De Bijlage bij de artikelen 1 en 2 van de Aanwijzingsregeling willekeurige afschrijving en investeringsaftrek milieu-investeringen 2009 wordt als volgt gewijzigd:

1. Paragraaf 1, onder 5, wordt als volgt gewijzigd:

a. in de tweede en derde alinea wordt ‘het Besluit typekeuring luchtverontreiniging trekkers en motoren voor mobiele machines’ telkens vervangen door: het Besluit typekeuring luchtverontreiniging motoren voor mobiele machines;

b. in de derde alinea wordt ‘richtlijn 2004/26 EG1)’ vervangen door: richtlijn 97/68/EG van het Europees Parlement en de Raad van 16 december 1997 betreffende de onderlinge aanpassing van de wetgevingen van de lidstaten inzake maatregelen tegen de uitstoot van verontreinigende gassen en deeltjes door inwendige verbrandingsmotoren die worden gemonteerd in niet voor de weg bestemde mobiele machines (PbEG 1997, L 59); en

c. in de laatste alinea wordt ‘het Besluit typekeuring luchtverontreiniging trekkers en motoren voor mobiele machines’ vervangen door: de Regeling voertuigen in samenhang met richtlijn 2000/25/EG van het Europees Parlement en de Raad van 22 mei 2000 inzake maatregelen tegen de uitstoot van verontreinigende gassen en deeltjes door motoren bestemd voor het aandrijven van landbouw- of bosbouwtrekkers en houdende wijziging van Richtlijn 74/150/EEG van de Raad (PbEG 2000, L 173).

2. In paragraaf 1, onder 7, wordt ‘Verordening (EG) nr. 1147/2008’ vervangen door: Verordening (EG) nr. 1147/2008 van de Commissie van de Europese Gemeenschappen van 31 oktober 2008 tot wijziging van Verordening (EG) nr. 794/2004 tot uitvoering van Verordening (EG) nr. 659/1999 van de Raad tot vaststelling van nadere bepalingen voor de toepassing van artikel 93 van het EG-verdrag, wat betreft deel III.10 van bijlage I (PbEU 2008, L 313).

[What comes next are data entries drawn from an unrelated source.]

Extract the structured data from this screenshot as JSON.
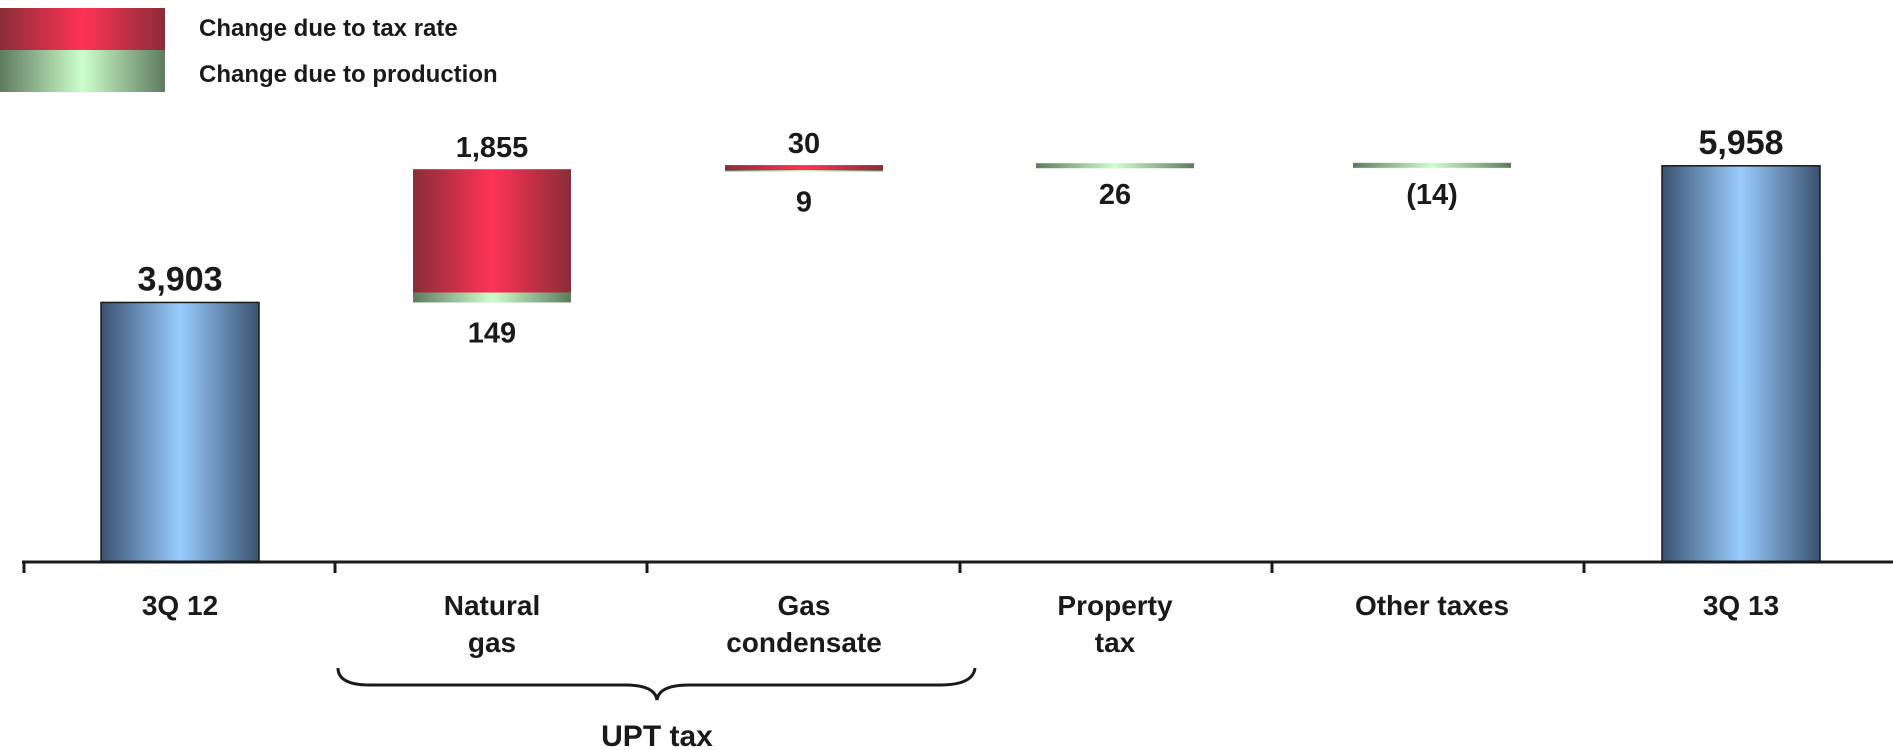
{
  "chart_data": {
    "type": "bar",
    "subtype": "waterfall",
    "legend": {
      "placement": "top-left",
      "entries": [
        {
          "key": "tax_rate",
          "label": "Change due to tax rate",
          "color": "#ff3355"
        },
        {
          "key": "production",
          "label": "Change due to production",
          "color": "#ccffcc"
        }
      ]
    },
    "categories": [
      {
        "id": "3q12",
        "lines": [
          "3Q 12"
        ]
      },
      {
        "id": "natural-gas",
        "lines": [
          "Natural",
          "gas"
        ]
      },
      {
        "id": "gas-condensate",
        "lines": [
          "Gas",
          "condensate"
        ]
      },
      {
        "id": "property-tax",
        "lines": [
          "Property",
          "tax"
        ]
      },
      {
        "id": "other-taxes",
        "lines": [
          "Other taxes"
        ]
      },
      {
        "id": "3q13",
        "lines": [
          "3Q 13"
        ]
      }
    ],
    "totals": [
      {
        "category": "3Q 12",
        "value": 3903,
        "label": "3,903"
      },
      {
        "category": "3Q 13",
        "value": 5958,
        "label": "5,958"
      }
    ],
    "changes": [
      {
        "category": "Natural gas",
        "segments": [
          {
            "type": "production",
            "value": 149,
            "label": "149"
          },
          {
            "type": "tax_rate",
            "value": 1855,
            "label": "1,855"
          }
        ]
      },
      {
        "category": "Gas condensate",
        "segments": [
          {
            "type": "production",
            "value": 9,
            "label": "9"
          },
          {
            "type": "tax_rate",
            "value": 30,
            "label": "30"
          }
        ]
      },
      {
        "category": "Property tax",
        "segments": [
          {
            "type": "production",
            "value": 26,
            "label": "26"
          }
        ]
      },
      {
        "category": "Other taxes",
        "segments": [
          {
            "type": "production",
            "value": -14,
            "label": "(14)"
          }
        ]
      }
    ],
    "group_brace": {
      "label": "UPT tax",
      "categories": [
        "Natural gas",
        "Gas condensate"
      ]
    },
    "ylim": [
      0,
      6000
    ],
    "grid": false,
    "colors": {
      "total": "#99ccff",
      "total_edge": "#3a5270",
      "tax_rate": "#ff3355",
      "production": "#ccffcc"
    }
  }
}
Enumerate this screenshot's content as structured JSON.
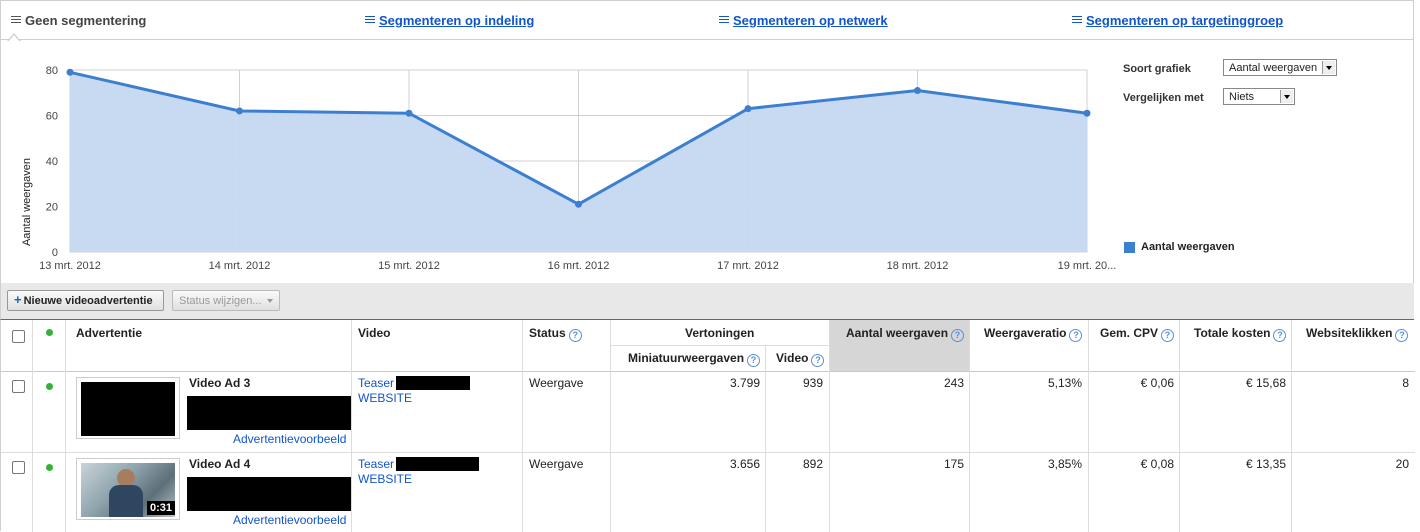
{
  "tabs": {
    "active": "Geen segmentering",
    "links": [
      "Segmenteren op indeling",
      "Segmenteren op netwerk",
      "Segmenteren op targetinggroep"
    ]
  },
  "chart_controls": {
    "type_label": "Soort grafiek",
    "type_value": "Aantal weergaven",
    "compare_label": "Vergelijken met",
    "compare_value": "Niets"
  },
  "chart_data": {
    "type": "area",
    "x": [
      "13 mrt. 2012",
      "14 mrt. 2012",
      "15 mrt. 2012",
      "16 mrt. 2012",
      "17 mrt. 2012",
      "18 mrt. 2012",
      "19 mrt. 20..."
    ],
    "series": [
      {
        "name": "Aantal weergaven",
        "values": [
          79,
          62,
          61,
          21,
          63,
          71,
          61
        ]
      }
    ],
    "ylabel": "Aantal weergaven",
    "ylim": [
      0,
      80
    ],
    "yticks": [
      "0",
      "20",
      "40",
      "60",
      "80"
    ],
    "grid": true,
    "legend": "right",
    "line_color": "#3d7fcf",
    "fill_color": "#c5d8f1"
  },
  "toolbar": {
    "new_ad_label": "Nieuwe videoadvertentie",
    "status_label": "Status wijzigen..."
  },
  "table": {
    "headers": {
      "ad": "Advertentie",
      "video": "Video",
      "status": "Status",
      "impressions": "Vertoningen",
      "thumb_views": "Miniatuurweergaven",
      "video_imp": "Video",
      "views": "Aantal weergaven",
      "view_rate": "Weergaveratio",
      "avg_cpv": "Gem. CPV",
      "total_cost": "Totale kosten",
      "site_clicks": "Websiteklikken"
    },
    "rows": [
      {
        "ad_name": "Video Ad 3",
        "preview_link": "Advertentievoorbeeld",
        "video_title": "Teaser",
        "video_site": "WEBSITE",
        "status": "Weergave",
        "thumb_views": "3.799",
        "video_imp": "939",
        "views": "243",
        "view_rate": "5,13%",
        "avg_cpv": "€ 0,06",
        "total_cost": "€ 15,68",
        "site_clicks": "8"
      },
      {
        "ad_name": "Video Ad 4",
        "preview_link": "Advertentievoorbeeld",
        "video_title": "Teaser",
        "video_site": "WEBSITE",
        "status": "Weergave",
        "thumb_views": "3.656",
        "video_imp": "892",
        "views": "175",
        "view_rate": "3,85%",
        "avg_cpv": "€ 0,08",
        "total_cost": "€ 13,35",
        "site_clicks": "20",
        "duration": "0:31"
      }
    ]
  }
}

3. In paragraaf 2, B5090, onderdeel a, onder 1, wordt ‘Richtlijn nr. 2004/26/EG van het Europees parlement en de Raad van de Europese Unie van 21 april 2004 tot wijziging van richtlijn 97/68/EG betreffende de onderlinge aanpassing van de wetgevingen van de lidstaten inzake maatregelen tegen de uitstoot van verontreinigende gassen en deeltjes door inwendige verbrandingsmotoren die worden gemonteerd in niet voor de weg bestemde mobiele machines (PbEU 2004, L 225)’ vervangen door: Richtlijn nr. 97/68/EG van het Europees Parlement en de Raad van 16 december 1997 betreffende de onderlinge aanpassing van de wetgevingen van de lidstaten inzake maatregelen tegen de uitstoot van verontreinigende gassen en deeltjes door inwendige verbrandingsmotoren die worden gemonteerd in niet voor de weg bestemde mobiele machines (PbEG 1997, L 59).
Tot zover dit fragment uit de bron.